Choice of shutter speed for any moving object is dependent on:
|a)||The speed at which the subject is moving; the faster the subject the faster the shutter speed;|
|b)||The distance of the subject from the camera; the greater the distance the slower the shutter speed;|
|c)||The angle at which the subject is moving in relation to the camera; movement towards or away from the camera requires a slower speed than movement at right angle to the camera, while movement at intermediate diagonal angles requires speeds between these two limits;|
|d)||The focal length of the lens used; the longer focal length shows an enlarged image moving at a faster speed than a shorter focal length from the same position and thus requires a faster shutter speed;|
|e)||The degree of "stopping" required; the fast speed of 1/1000 second can "deep freeze" most fast action but sometimes a blurred movement of the arms or legs will prove more effective in conveying the feeling of motion than if the motion is stopped "dead".|
Panning the subject movement can also stop the motion, if exposure conditions do not permit a fast shutter speed, or if the blurred background will help to convey the feeling of motion more readily.
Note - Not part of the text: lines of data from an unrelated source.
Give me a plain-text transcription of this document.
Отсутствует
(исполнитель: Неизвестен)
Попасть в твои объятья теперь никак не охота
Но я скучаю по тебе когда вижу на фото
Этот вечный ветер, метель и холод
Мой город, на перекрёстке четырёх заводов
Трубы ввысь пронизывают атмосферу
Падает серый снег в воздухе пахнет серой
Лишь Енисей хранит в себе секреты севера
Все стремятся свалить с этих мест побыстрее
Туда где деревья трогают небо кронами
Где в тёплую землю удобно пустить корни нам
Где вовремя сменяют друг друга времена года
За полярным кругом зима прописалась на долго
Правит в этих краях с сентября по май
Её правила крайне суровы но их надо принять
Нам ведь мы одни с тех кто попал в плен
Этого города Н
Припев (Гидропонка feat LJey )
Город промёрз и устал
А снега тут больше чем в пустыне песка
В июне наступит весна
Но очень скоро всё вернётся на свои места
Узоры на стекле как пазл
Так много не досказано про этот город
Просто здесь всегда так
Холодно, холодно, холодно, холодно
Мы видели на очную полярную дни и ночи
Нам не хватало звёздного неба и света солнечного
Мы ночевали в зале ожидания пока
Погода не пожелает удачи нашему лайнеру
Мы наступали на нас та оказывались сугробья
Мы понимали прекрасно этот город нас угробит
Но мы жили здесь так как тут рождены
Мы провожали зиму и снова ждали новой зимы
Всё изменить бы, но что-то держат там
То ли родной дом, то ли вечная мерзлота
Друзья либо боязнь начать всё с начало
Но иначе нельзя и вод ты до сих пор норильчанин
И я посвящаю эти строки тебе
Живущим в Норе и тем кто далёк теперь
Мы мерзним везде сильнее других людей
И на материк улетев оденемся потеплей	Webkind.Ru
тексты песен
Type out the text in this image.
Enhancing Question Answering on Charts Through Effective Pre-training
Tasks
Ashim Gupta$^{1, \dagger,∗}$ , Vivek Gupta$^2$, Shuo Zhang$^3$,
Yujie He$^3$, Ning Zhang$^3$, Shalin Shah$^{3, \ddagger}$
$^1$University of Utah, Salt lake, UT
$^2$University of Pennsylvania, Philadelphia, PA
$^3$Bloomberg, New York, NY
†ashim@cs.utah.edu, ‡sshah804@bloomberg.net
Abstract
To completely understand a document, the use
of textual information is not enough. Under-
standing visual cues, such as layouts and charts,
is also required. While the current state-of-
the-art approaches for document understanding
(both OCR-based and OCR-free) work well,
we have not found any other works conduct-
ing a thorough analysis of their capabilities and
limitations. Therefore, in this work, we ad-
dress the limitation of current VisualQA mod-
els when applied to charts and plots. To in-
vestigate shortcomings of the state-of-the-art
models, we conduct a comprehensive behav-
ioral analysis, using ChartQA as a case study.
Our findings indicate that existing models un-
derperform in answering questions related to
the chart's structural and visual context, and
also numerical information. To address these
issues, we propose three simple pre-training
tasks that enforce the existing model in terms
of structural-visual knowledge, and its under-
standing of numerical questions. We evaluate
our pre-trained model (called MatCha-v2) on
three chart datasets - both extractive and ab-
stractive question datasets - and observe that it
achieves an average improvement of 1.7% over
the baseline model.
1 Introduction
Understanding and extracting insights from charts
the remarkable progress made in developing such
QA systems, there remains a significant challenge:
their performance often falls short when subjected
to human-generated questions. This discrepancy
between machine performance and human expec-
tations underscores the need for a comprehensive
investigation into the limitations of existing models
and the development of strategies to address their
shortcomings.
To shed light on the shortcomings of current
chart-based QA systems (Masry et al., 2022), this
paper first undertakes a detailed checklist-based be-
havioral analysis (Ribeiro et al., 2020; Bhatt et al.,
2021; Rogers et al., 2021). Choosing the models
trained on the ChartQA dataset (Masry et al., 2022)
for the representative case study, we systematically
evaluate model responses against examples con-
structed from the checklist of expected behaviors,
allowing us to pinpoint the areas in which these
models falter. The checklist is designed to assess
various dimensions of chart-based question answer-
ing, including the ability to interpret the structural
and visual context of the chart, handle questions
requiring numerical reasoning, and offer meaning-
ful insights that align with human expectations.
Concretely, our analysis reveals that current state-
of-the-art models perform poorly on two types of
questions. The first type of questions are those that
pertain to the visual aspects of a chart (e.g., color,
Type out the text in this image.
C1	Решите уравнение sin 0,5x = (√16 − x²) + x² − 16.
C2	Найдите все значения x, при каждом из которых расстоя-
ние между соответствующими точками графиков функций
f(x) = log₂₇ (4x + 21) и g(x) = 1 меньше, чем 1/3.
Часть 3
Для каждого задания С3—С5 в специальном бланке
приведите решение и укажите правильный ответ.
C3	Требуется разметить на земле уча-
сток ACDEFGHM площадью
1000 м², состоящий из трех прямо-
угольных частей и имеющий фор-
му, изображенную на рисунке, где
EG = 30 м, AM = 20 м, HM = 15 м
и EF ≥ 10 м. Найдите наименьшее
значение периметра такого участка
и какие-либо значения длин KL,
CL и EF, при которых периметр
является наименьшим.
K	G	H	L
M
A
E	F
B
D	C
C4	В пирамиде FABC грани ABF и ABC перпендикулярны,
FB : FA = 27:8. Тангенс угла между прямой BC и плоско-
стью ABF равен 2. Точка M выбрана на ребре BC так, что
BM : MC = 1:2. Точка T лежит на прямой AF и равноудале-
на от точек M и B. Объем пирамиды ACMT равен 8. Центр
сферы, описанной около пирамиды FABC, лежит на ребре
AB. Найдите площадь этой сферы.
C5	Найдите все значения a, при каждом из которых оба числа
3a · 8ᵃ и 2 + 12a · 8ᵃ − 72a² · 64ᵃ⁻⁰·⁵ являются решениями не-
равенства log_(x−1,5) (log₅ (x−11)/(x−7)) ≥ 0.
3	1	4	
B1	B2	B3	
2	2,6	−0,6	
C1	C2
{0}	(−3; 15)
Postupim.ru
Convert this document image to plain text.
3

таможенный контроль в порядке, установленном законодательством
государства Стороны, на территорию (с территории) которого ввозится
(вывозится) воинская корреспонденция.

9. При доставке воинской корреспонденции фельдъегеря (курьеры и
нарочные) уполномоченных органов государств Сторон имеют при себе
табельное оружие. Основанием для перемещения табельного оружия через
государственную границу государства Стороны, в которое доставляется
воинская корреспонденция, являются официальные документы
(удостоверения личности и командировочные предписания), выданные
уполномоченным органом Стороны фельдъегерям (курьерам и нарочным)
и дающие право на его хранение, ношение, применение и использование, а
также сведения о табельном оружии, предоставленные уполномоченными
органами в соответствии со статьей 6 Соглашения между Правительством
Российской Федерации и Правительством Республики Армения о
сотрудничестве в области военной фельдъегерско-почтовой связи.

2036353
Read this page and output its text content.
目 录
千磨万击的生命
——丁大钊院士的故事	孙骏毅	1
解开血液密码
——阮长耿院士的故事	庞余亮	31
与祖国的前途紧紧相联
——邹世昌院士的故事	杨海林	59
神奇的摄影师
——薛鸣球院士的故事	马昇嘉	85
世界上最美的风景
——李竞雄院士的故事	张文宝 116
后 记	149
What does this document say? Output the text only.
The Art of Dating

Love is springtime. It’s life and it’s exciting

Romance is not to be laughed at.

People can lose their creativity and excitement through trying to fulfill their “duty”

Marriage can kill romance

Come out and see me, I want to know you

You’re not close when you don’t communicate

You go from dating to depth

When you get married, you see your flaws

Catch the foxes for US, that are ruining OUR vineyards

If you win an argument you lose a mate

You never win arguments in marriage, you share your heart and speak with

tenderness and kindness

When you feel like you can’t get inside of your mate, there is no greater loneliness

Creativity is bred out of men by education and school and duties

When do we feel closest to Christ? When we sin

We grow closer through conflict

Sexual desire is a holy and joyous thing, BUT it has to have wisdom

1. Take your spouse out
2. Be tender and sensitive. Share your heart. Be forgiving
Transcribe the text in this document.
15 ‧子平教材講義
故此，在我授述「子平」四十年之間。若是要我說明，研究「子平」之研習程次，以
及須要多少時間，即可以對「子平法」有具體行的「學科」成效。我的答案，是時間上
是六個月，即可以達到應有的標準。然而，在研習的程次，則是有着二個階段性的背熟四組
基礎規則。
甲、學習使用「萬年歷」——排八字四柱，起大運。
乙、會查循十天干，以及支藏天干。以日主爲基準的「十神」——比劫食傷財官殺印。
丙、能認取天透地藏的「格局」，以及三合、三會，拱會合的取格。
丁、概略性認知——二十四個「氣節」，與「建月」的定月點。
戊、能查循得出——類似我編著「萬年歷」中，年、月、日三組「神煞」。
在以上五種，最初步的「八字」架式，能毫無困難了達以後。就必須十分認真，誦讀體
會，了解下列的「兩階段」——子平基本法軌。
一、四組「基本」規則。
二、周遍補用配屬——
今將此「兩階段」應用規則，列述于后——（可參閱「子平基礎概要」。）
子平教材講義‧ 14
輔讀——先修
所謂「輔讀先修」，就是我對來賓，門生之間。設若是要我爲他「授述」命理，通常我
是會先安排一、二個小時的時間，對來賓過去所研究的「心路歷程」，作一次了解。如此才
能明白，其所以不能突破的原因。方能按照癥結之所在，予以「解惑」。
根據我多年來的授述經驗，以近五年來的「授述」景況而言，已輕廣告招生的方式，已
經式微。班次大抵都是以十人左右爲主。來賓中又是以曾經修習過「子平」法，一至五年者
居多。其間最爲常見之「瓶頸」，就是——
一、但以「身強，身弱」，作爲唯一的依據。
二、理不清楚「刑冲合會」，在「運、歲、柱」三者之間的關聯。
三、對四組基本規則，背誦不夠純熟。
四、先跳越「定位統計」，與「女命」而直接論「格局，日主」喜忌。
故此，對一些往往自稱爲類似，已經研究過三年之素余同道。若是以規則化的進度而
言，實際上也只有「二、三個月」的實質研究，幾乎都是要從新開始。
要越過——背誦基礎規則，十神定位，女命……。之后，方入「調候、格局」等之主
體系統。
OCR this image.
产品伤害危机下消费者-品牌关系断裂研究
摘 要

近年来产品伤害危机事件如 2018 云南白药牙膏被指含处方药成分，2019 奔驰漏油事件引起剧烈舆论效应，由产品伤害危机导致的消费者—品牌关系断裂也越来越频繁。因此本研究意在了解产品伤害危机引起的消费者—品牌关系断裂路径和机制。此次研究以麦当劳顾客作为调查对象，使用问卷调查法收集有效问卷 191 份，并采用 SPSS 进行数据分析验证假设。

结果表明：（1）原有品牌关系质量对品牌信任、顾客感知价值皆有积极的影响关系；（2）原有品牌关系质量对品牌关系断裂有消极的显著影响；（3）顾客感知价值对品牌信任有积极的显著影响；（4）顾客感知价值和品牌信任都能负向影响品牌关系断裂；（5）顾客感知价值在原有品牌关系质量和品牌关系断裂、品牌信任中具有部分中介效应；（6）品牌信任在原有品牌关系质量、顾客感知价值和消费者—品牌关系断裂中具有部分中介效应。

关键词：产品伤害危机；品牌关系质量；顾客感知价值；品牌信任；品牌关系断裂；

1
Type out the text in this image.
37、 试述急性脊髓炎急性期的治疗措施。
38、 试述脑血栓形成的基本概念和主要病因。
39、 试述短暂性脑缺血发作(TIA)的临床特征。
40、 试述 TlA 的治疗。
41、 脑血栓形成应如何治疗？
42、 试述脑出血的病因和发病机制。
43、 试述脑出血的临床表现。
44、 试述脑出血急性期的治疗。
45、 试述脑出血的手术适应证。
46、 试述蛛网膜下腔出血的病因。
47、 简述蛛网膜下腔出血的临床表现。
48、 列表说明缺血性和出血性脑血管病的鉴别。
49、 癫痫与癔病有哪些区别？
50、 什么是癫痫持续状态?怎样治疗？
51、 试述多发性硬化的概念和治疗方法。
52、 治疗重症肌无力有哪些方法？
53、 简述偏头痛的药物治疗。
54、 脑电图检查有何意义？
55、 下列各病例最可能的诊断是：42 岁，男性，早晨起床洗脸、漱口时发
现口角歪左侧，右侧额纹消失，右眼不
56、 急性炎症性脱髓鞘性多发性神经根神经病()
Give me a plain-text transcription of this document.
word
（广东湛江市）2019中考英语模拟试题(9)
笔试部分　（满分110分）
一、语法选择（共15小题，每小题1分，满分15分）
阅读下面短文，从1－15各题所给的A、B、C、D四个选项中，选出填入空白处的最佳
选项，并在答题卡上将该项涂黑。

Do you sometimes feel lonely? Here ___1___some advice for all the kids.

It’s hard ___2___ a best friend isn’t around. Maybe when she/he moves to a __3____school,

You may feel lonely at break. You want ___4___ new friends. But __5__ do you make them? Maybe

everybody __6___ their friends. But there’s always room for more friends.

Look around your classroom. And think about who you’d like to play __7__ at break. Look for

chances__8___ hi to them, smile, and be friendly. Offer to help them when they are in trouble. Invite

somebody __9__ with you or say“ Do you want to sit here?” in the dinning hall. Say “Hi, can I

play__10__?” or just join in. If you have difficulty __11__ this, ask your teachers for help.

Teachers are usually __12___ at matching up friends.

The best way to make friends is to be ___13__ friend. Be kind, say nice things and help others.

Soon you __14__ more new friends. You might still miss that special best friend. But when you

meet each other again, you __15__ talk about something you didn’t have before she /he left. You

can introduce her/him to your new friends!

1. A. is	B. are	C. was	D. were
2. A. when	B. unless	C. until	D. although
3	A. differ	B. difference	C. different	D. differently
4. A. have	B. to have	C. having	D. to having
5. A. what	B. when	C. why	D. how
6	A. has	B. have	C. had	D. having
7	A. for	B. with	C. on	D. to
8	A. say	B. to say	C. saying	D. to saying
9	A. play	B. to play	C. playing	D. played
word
Move the camera with the subject and release the shutter while following the movement smoothly through to the end.
Catch the "peak" of the action with a slow shutter speed, if a fast shutter speed is not possible.
Since most actions have a beginning, a peak and an ending, with a momentary pause between each phase, try to catch the peak of the action which should also be the most interesting.
Use extra slow speed, with the camera set on the tripod and no special lighting set-up, for catching the "mood" of dimly lighted subjects or interiors. While the subject will not be seen as distinctly as in a flash-lighted picture, the subject will have a "mood" resemblance which will not be captured in an artificially lighted shot.